NEW YORK - Coffee futures may spike next year because of a looming shortage of green coffee beans caused by growing consumer demand coupled with an off year in Brazil's biennial crop cycle.
Still, coffee traders have not yet priced in the risk of a deficit, reducing the probability that roasters will soon raise their list prices, which are used as a measure for setting prices for coffee shipped to supermarkets and store chains.
"I expect a supply problem, maybe even a supply crisis will hit us in the course of 2007, and it will not be over with for two years beyond," said Roland Veit, president of Paragon Coffee Trading Co. in New York.
"While I, and almost everyone else I know in the coffee business kind of agrees with this scenario, it is too early for the market to react," said Veit, who started his coffee career in 1972 as a commodities buyer for Nestle in Switzerland.
The International Coffee Organization expects world production in the 2006/07 season to reach 120 million 60-kg bags, up from about 107 million bags the previous season, thanks in large part to top coffee grower Brazil.
That's the good news. The trouble is that carryover stocks are low, consumption is rising and the coffee harvest in Brazil, which annually produces between 30-40 percent of world output, is based on a biennial cycle.

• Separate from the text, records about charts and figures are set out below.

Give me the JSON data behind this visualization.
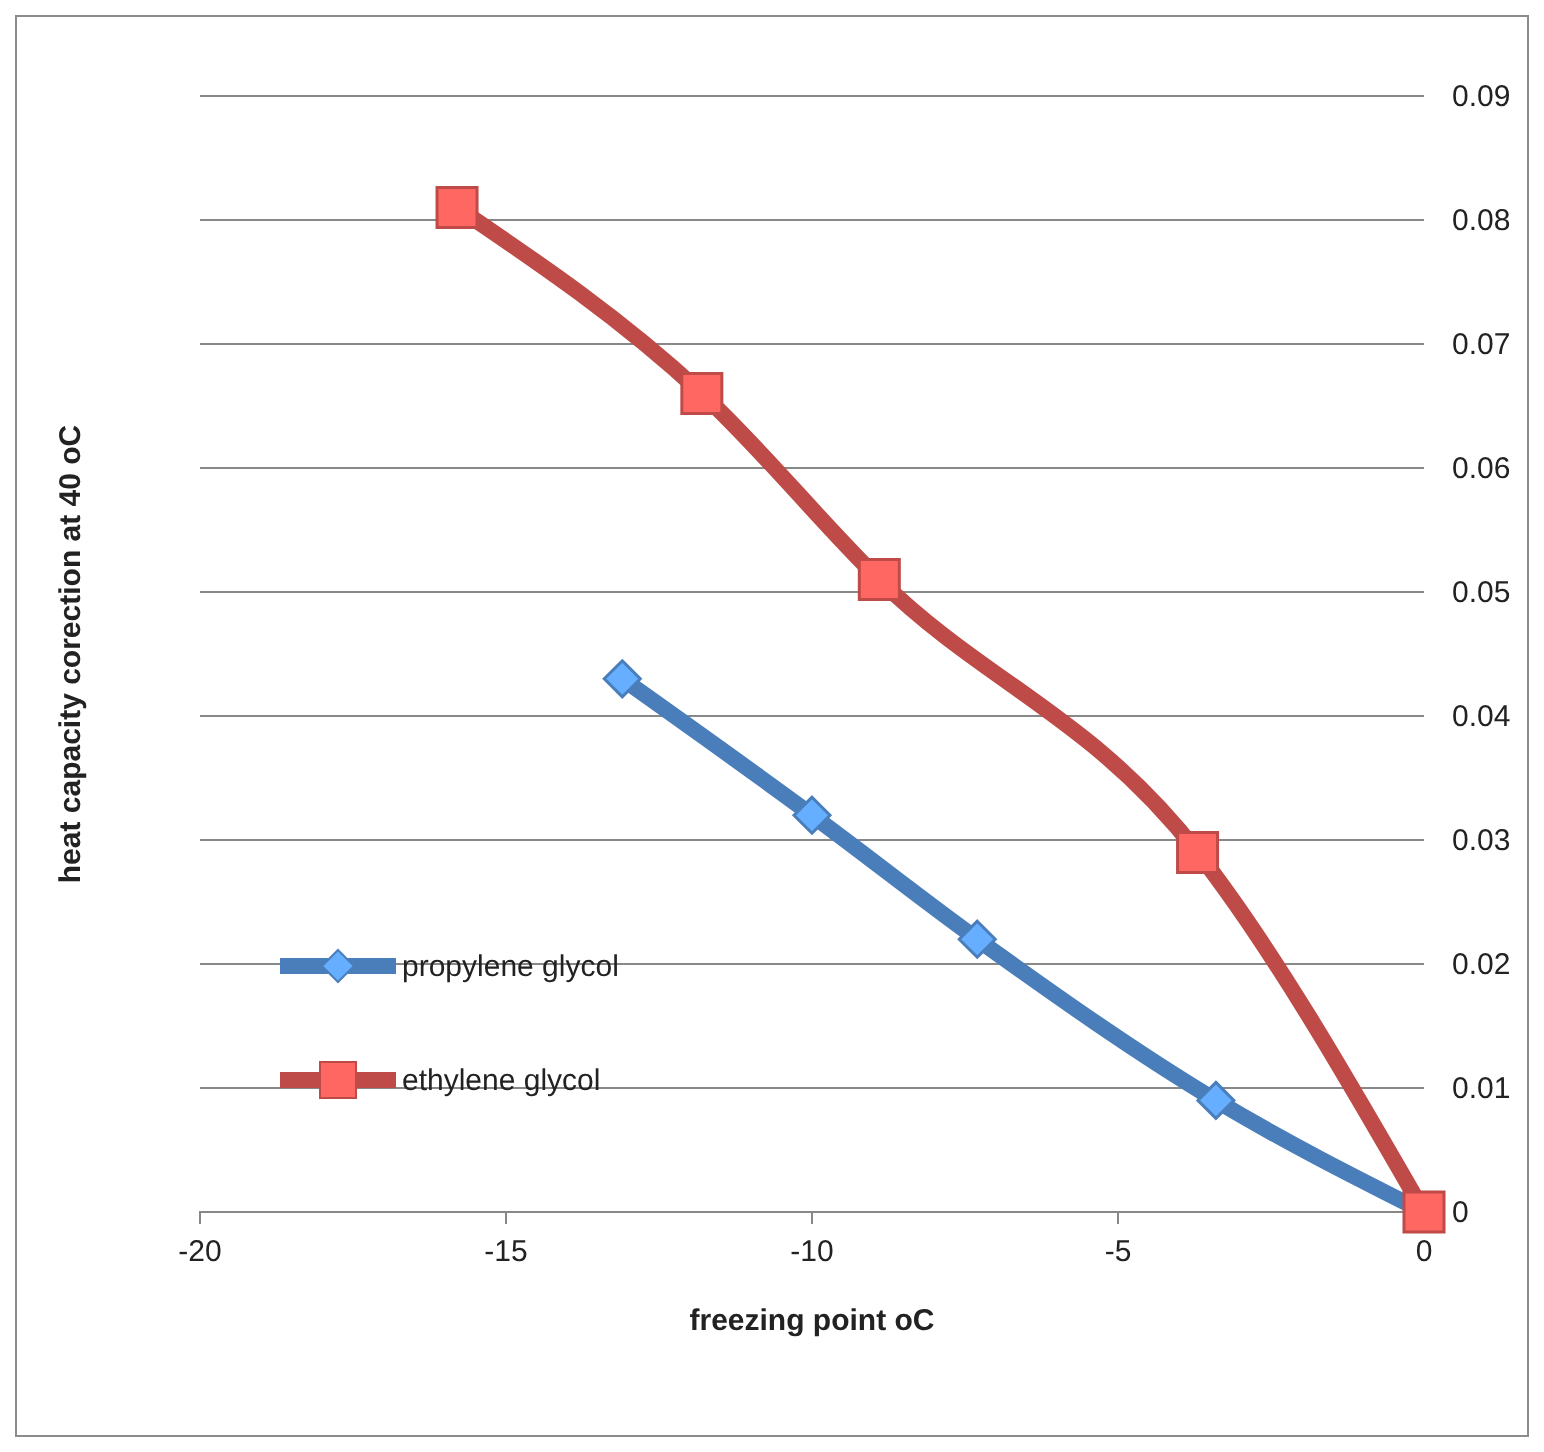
{
  "chart_data": {
    "type": "line",
    "xlabel": "freezing point oC",
    "ylabel": "heat capacity  corection at 40 oC",
    "xlim": [
      -20,
      0
    ],
    "xticks": [
      -20,
      -15,
      -10,
      -5,
      0
    ],
    "ylim": [
      0,
      0.09
    ],
    "yticks": [
      0,
      0.01,
      0.02,
      0.03,
      0.04,
      0.05,
      0.06,
      0.07,
      0.08,
      0.09
    ],
    "grid": "y",
    "legend": "left",
    "line_style": "solid",
    "series": [
      {
        "name": "propylene glycol",
        "color": "#4a7ebb",
        "marker": "diamond",
        "x": [
          -13.1,
          -10,
          -7.3,
          -3.4,
          0
        ],
        "values": [
          0.043,
          0.032,
          0.022,
          0.009,
          0
        ]
      },
      {
        "name": "ethylene glycol",
        "color": "#be4b48",
        "marker": "square",
        "x": [
          -15.8,
          -11.8,
          -8.9,
          -3.7,
          0
        ],
        "values": [
          0.081,
          0.066,
          0.051,
          0.029,
          0
        ]
      }
    ]
  }
}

Brazilian coffee officials put the 2006/07 (July/June) crop at 40.62 million 60-kg bags, up 23 percent from the previous season due to an uptrend in arabica's biennial crop cycle.
But the country's 2007/08 harvest could drop to about 37 million bags, according to a Reuters poll earlier this month.
Global coffee consumption in 2006 is forecast between 118 and 123 million bags. And future supply may not be enough to cover growing demand fueled largely by emerging coffee markets in Asia and eastern Europe, as well as in producing countries.
"The demand side of the equation is shifting, and in two or three years you can really see global demand change," said James Cordier, president of Liberty Trading Group, a Florida-based commodity brokerage.